Darum weiß wohl auch das Gesundheitsministerium. Bereits Ende April hieß es von Ressortchef Rudolf Anschober (Grüne) die Grundnorm bleibe zwar erhalten. Und sie müsse überall dort, wo es genug öffentliche Verkehrsmittel und Intervalle gibt, auch umgesetzt werden. Man könne aber „niemanden dafür strafen, wenn das Angebot nicht vorhanden ist“, so Anschober bei einer Pressekonferenz am 28. April. Vier Tage später sprach der Minister in einer Aussendung zwar von „absoluten Ausnahmesituationen“ – räumte aber erneut ein, dass der Mindestabstand in solchen Fällen „ausnahmsweise unterschritten werden“ könne.

Alternative Elterntaxi?

Manchem Vater und mancher Mutter mag es als die bessere Lösung erscheinen, den Nachwuchs per Auto zur Schule zu bringen. Allerdings: Bereits vor der Coronavirus-Krise legte laut Zahlen des Infrastrukturministeriums jedes fünfte Kind den Schulweg mit dem „Elterntaxi“ zurück. Zwar fanden viele dieser Fahrten in ländlichen Regionen statt. Aber blockierte Straßen und Gehwege waren gerade vor innerstädtischen Schulen in der Früh ein gewohntes Bild. Vor vielen Schulen gilt mittlerweile ein Parkverbot vor manchen werden die Straßen vor Schulbeginn und -ende sogar gesperrt.

Der Schichtbetrieb an den Schulen wird in den kommenden Wochen dafür sorgen, dass pro Tag weniger Kinder und Jugendliche in die Schule kommen als vor den Schließungen.

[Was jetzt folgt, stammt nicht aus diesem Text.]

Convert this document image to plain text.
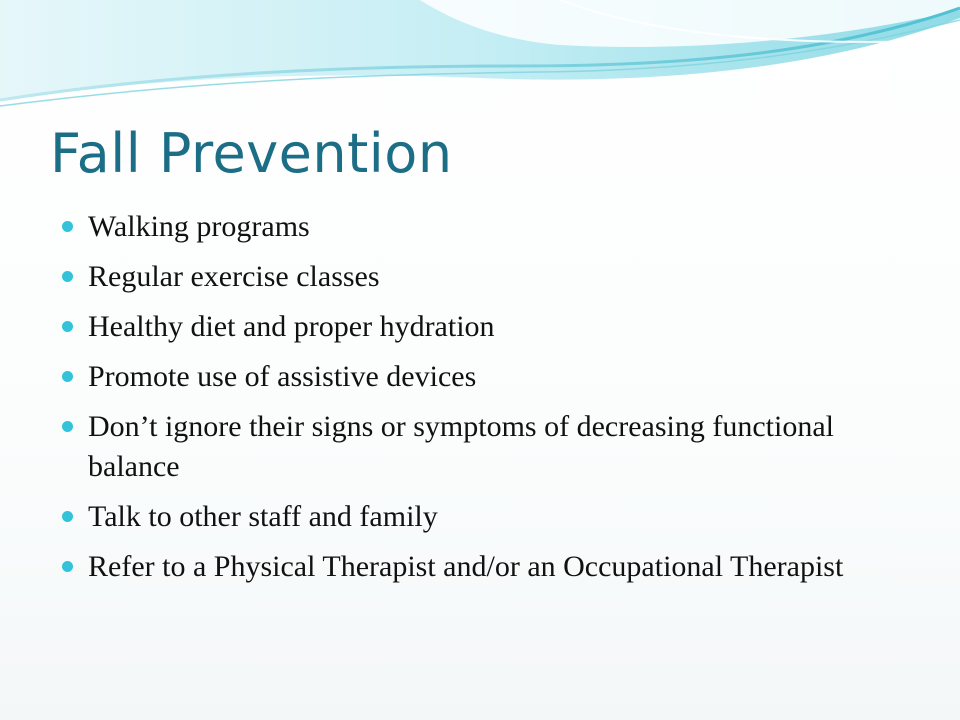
Fall Prevention
Walking programs
Regular exercise classes
Healthy diet and proper hydration
Promote use of assistive devices
Don’t ignore their signs or symptoms of decreasing functional balance
Talk to other staff and family
Refer to a Physical Therapist and/or an Occupational Therapist
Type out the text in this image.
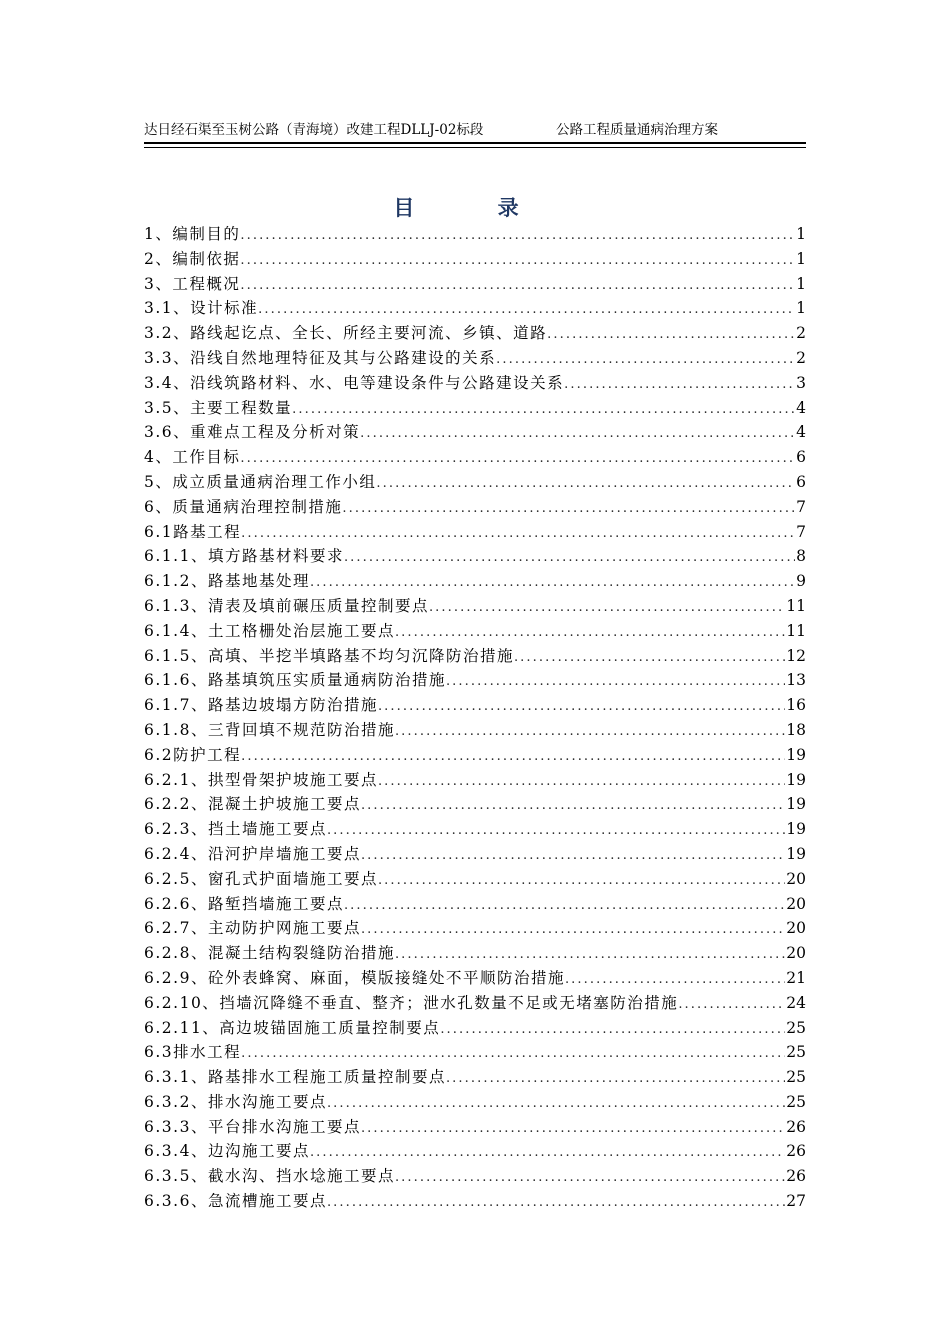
达日经石渠至玉树公路（青海境）改建工程DLLJ-02标段	公路工程质量通病治理方案
目 录
1、编制目的 .....	1
2、编制依据 .....	1
3、工程概况 .....	1
3.1、设计标准 .....	1
3.2、路线起讫点、全长、所经主要河流、乡镇、道路 .....	2
3.3、沿线自然地理特征及其与公路建设的关系 .....	2
3.4、沿线筑路材料、水、电等建设条件与公路建设关系 .....	3
3.5、主要工程数量 .....	4
3.6、重难点工程及分析对策 .....	4
4、工作目标 .....	6
5、成立质量通病治理工作小组 .....	6
6、质量通病治理控制措施 .....	7
6.1路基工程 .....	7
6.1.1、填方路基材料要求 .....	8
6.1.2、路基地基处理 .....	9
6.1.3、清表及填前碾压质量控制要点 .....	11
6.1.4、土工格栅处治层施工要点 .....	11
6.1.5、高填、半挖半填路基不均匀沉降防治措施 .....	12
6.1.6、路基填筑压实质量通病防治措施 .....	13
6.1.7、路基边坡塌方防治措施 .....	16
6.1.8、三背回填不规范防治措施 .....	18
6.2防护工程 .....	19
6.2.1、拱型骨架护坡施工要点 .....	19
6.2.2、混凝土护坡施工要点 .....	19
6.2.3、挡土墙施工要点 .....	19
6.2.4、沿河护岸墙施工要点 .....	19
6.2.5、窗孔式护面墙施工要点 .....	20
6.2.6、路堑挡墙施工要点 .....	20
6.2.7、主动防护网施工要点 .....	20
6.2.8、混凝土结构裂缝防治措施 .....	20
6.2.9、砼外表蜂窝、麻面，模版接缝处不平顺防治措施 .....	21
6.2.10、挡墙沉降缝不垂直、整齐；泄水孔数量不足或无堵塞防治措施 .....	24
6.2.11、高边坡锚固施工质量控制要点 .....	25
6.3排水工程 .....	25
6.3.1、路基排水工程施工质量控制要点 .....	25
6.3.2、排水沟施工要点 .....	25
6.3.3、平台排水沟施工要点 .....	26
6.3.4、边沟施工要点 .....	26
6.3.5、截水沟、挡水埝施工要点 .....	26
6.3.6、急流槽施工要点 .....	27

Sollten aber deutlich mehr Eltern auf den familiären Taxidienst setzen, könnte das die Verkehrssituation vor den Schulen dennoch verschärfen – und auch für mehr gefährliche Situationen sorgen. Der Verkehrsclub Österreich (VCÖ) hat darüber hinaus noch ein Argument gegen die Eltern als Privatchauffeure: In Anbetracht entfallender Turnstunden biete der Schulweg zumindest die Chance auf etwas Bewegung.